Jerry Sanders was a salesman at Fairchild Semiconductor in the 1960s, eventually rising to Group Director of Marketing Worldwide. Jerry was known for his style and flair. He later co-founded Advanced Micro Devices and took his trademark style into his position as its CEO.

He attended the University of Illinois at Urbana-Champaign on a competitively won academic scholarship from the George Pullman Education Foundation, graduating with his bachelor’s degree in electrical engineering in 1958, and then went to work for the Douglas Aircraft Company. One year later, he moved to Motorola, then to Fairchild Semiconductor. In 1969, following clashes with a new more conservative management, Sanders left Fairchild and led a group of current and former Fairchild colleagues to start a new company, AMD, as chairman, president and CEO.

Sanders gave the company a strong sales and marketing orientation, so that it was successful even though it often lagged its competitor’s in technology and manufacturing. He shared the success of the company with the employees, usually coincident with sales-oriented growth targets.

In 1976, he was responsible for a licensing deal with Intel that made AMD a second source for the Intel x86 microprocessor family a deal that eventually made the company the only real competitor to Intel.

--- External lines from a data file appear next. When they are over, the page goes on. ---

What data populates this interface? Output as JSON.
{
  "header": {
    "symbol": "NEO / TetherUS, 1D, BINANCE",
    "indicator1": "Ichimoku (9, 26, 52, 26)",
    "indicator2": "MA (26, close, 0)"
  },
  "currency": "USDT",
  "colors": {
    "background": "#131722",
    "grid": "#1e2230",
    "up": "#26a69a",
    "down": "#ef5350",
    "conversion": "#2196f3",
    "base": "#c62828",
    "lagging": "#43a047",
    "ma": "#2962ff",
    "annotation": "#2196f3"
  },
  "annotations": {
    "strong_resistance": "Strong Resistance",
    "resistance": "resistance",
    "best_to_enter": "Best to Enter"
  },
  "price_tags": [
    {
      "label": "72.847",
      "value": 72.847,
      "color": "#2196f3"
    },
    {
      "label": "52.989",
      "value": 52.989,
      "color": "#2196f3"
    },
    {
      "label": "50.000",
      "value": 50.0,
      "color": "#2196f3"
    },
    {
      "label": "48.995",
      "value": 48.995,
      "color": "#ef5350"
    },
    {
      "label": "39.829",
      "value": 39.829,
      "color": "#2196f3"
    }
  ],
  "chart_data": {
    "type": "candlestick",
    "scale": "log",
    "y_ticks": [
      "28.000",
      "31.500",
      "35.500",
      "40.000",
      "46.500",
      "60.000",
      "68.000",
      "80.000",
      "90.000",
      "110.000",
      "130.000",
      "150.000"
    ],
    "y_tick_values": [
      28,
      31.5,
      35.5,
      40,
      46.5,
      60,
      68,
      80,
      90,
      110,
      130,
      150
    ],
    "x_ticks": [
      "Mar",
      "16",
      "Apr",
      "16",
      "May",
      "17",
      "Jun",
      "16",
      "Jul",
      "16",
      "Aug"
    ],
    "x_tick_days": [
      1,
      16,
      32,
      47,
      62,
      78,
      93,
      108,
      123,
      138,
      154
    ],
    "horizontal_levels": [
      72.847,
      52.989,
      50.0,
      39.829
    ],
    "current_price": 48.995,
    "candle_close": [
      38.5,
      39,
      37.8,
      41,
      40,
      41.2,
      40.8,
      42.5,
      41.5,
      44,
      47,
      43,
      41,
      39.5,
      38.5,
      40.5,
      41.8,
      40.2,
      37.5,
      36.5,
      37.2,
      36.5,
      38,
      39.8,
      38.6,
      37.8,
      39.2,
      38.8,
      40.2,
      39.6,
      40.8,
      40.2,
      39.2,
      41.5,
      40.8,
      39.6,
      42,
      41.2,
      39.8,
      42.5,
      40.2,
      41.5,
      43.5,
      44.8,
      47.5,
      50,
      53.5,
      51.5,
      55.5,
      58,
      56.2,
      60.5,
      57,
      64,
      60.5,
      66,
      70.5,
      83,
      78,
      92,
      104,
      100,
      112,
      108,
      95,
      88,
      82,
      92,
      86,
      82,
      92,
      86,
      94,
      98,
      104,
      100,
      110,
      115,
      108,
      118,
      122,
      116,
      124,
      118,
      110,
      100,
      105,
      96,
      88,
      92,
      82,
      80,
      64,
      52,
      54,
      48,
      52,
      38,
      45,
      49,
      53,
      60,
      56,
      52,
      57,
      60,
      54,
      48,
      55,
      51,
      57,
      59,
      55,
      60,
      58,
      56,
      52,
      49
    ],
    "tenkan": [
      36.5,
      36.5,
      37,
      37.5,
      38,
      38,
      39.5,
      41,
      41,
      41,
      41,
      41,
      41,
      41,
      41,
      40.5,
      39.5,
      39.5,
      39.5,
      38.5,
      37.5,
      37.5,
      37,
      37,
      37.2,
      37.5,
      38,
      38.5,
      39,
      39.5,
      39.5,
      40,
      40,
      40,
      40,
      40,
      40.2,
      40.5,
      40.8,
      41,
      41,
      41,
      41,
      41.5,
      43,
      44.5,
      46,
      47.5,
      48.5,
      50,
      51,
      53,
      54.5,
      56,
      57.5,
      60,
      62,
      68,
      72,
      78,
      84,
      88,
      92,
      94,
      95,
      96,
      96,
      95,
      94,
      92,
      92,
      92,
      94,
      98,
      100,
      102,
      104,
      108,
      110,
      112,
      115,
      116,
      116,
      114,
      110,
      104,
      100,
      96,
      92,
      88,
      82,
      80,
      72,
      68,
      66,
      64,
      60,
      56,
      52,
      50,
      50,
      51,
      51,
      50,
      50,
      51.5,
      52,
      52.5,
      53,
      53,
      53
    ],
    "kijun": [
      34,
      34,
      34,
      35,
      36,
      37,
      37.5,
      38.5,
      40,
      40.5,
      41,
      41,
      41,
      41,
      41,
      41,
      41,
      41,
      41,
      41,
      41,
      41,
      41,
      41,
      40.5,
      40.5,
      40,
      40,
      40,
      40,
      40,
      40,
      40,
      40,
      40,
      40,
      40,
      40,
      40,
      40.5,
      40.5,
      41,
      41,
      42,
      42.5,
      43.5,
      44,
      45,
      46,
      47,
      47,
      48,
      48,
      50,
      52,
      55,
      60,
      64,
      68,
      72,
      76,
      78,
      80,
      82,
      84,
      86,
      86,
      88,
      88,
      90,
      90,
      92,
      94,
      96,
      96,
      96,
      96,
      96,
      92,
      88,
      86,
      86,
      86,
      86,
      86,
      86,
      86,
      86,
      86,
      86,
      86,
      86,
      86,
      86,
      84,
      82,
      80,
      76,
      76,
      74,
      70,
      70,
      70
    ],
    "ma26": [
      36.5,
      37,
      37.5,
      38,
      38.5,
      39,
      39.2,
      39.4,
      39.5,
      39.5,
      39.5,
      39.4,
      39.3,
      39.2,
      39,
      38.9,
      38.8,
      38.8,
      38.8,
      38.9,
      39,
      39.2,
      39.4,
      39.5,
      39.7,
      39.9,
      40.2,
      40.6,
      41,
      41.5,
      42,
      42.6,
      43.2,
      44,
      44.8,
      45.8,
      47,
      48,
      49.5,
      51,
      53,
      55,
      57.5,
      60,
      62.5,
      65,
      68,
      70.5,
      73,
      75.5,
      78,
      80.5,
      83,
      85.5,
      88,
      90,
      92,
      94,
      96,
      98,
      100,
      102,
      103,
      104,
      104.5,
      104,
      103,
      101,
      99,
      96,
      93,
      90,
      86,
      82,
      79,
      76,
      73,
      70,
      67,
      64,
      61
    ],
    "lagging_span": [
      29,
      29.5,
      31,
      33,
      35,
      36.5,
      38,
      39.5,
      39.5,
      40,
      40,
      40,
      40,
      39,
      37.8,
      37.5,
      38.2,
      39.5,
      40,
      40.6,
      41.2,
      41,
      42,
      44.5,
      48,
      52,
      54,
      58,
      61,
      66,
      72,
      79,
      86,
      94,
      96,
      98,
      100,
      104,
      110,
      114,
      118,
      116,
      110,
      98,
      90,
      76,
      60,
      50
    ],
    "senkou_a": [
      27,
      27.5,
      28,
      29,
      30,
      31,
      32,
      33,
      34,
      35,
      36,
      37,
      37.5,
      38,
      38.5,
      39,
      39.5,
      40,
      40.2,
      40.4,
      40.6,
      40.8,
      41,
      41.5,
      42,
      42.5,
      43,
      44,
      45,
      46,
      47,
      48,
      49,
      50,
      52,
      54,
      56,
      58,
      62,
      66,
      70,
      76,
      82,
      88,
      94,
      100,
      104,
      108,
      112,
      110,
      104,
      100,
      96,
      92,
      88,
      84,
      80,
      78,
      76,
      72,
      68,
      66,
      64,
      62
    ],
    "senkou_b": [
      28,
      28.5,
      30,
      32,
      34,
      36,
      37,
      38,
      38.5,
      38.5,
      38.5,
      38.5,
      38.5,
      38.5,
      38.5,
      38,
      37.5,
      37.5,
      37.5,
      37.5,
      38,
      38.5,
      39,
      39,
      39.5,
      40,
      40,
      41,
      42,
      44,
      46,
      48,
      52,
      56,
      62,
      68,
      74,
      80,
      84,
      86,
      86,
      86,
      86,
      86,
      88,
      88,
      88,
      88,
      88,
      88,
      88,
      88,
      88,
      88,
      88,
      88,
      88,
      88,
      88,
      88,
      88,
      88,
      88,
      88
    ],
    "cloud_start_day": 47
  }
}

Sanders created Advanced Micro Devices; his personality was the company’s personality — colorful, brash, perhaps a little too “Hollywood” for some. Sanders also co founded several prominent industry groups including the Semiconductor Industry Association, the Santa Clara Manufacturing Group, the Semiconductor Research Corporation, SEMATECH, and the Microelectronics and Computer Technology Corporation. He is widely regarded as one of the architects of Silicon Valley and its unique culture.